The stepwise regression method showed that age, background echotexture, shape, calcification, resistance index, and axillary lymph node had significant relationships with breast nodule pathology (P < 0.05), suggesting that these variables had a substantial contribution to the model. Using these relevant variables instead of all variables has the potential to enhance model performance, simplify the model, and avoid overfitting35. Among these models, Linear SVM had the highest diagnosis rate of benign breast nodules, and Logistics, ANN and LDA had the highest diagnosis rate of malignant breast nodules. Linear SVM could be recommended for diagnosing benign nodules, while Logistics, ANN and LDA could be recommended for diagnosing malignant ones. The diagnosis rate of the KNN and RF in the prediction set was significantly lower than that in the training set, which is likely attributed to model overfitting36. Compared with the training set, the results of the prediction set better reflect the performance of the two models. However, the overfitting of RF and KNN in the training set could limit their application in practical work.

Many reports indicate that artificial intelligence technology can classify images directly into benign and malignant categories by extracting feature variables such as color, contour, and texture37,38,39. However, these image feature variables extracted by artificial intelligence technology often lack clinical significance, posing significant limitations during the practical application of the model. In contrast, the clinical information and ultrasonographic characteristics of breast nodules were used for building our models and these variables hold clinical significance. This approach not only uncovers the relationship between breast nodule features and pathology, but also enhances the generalizability of these models.

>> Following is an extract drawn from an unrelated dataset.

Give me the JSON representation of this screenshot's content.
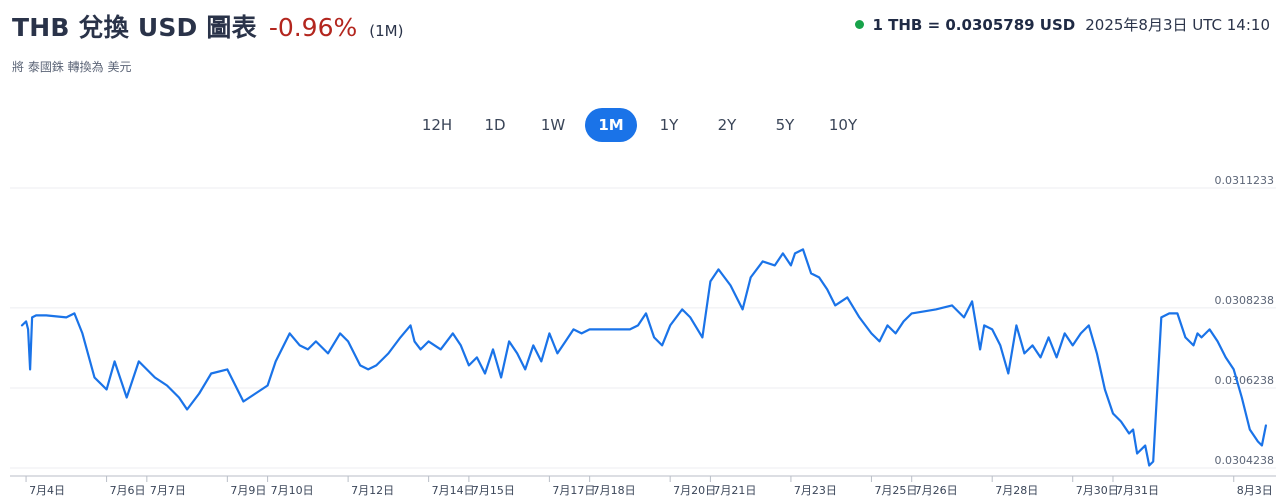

In our study, these models were constructed using algorithm programs provided by MATLAB software, which could reduce the complexity of data analysis. Indeed, a certain level of programming knowledge is still required when using MATLAB software, particularly for modifying or rectifying inappropriate commands. Additionally, it is important to note that a single computation can result in biased estimates and the Monte Carlo cross-validation method could be employed to obtain robust statistical analysis results.

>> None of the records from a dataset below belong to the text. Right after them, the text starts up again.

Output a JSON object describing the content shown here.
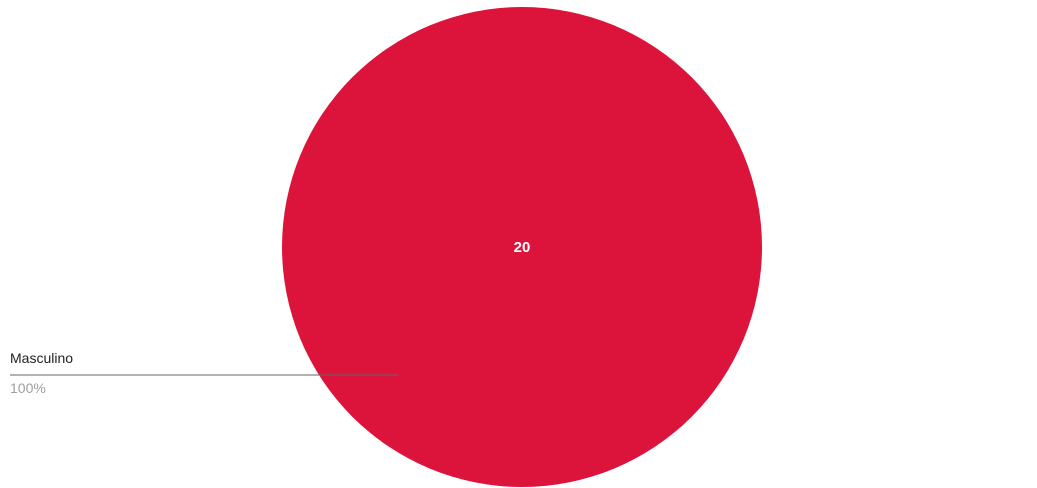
{
  "chart_data": {
    "type": "pie",
    "slices": [
      {
        "label": "Masculino",
        "value": 20,
        "value_label": "20",
        "percent_label": "100%",
        "color": "#dc143c"
      }
    ],
    "label_color": "#ffffff",
    "leader_line_color": "#666666",
    "legend": "left"
  }
}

While mathematical models cannot fully substitute doctors, they can effectively aid in diagnosis. However, there are some limitations to the present study. For example, the present work relied on a limited sample of nodules for assessment. The assessment of controversial nodules by doctors involves subjectivity, and inaccurate judgment of nodule characteristics can further impact the diagnosis40. In future work, we will further incorporate more variables, including pathological types and ultrasound elasticity, to improve model diagnosis performance. In addition, we further used ultrasound images coupled with mathematical models to predict the presence of lymph node metastasis in malignant nodules.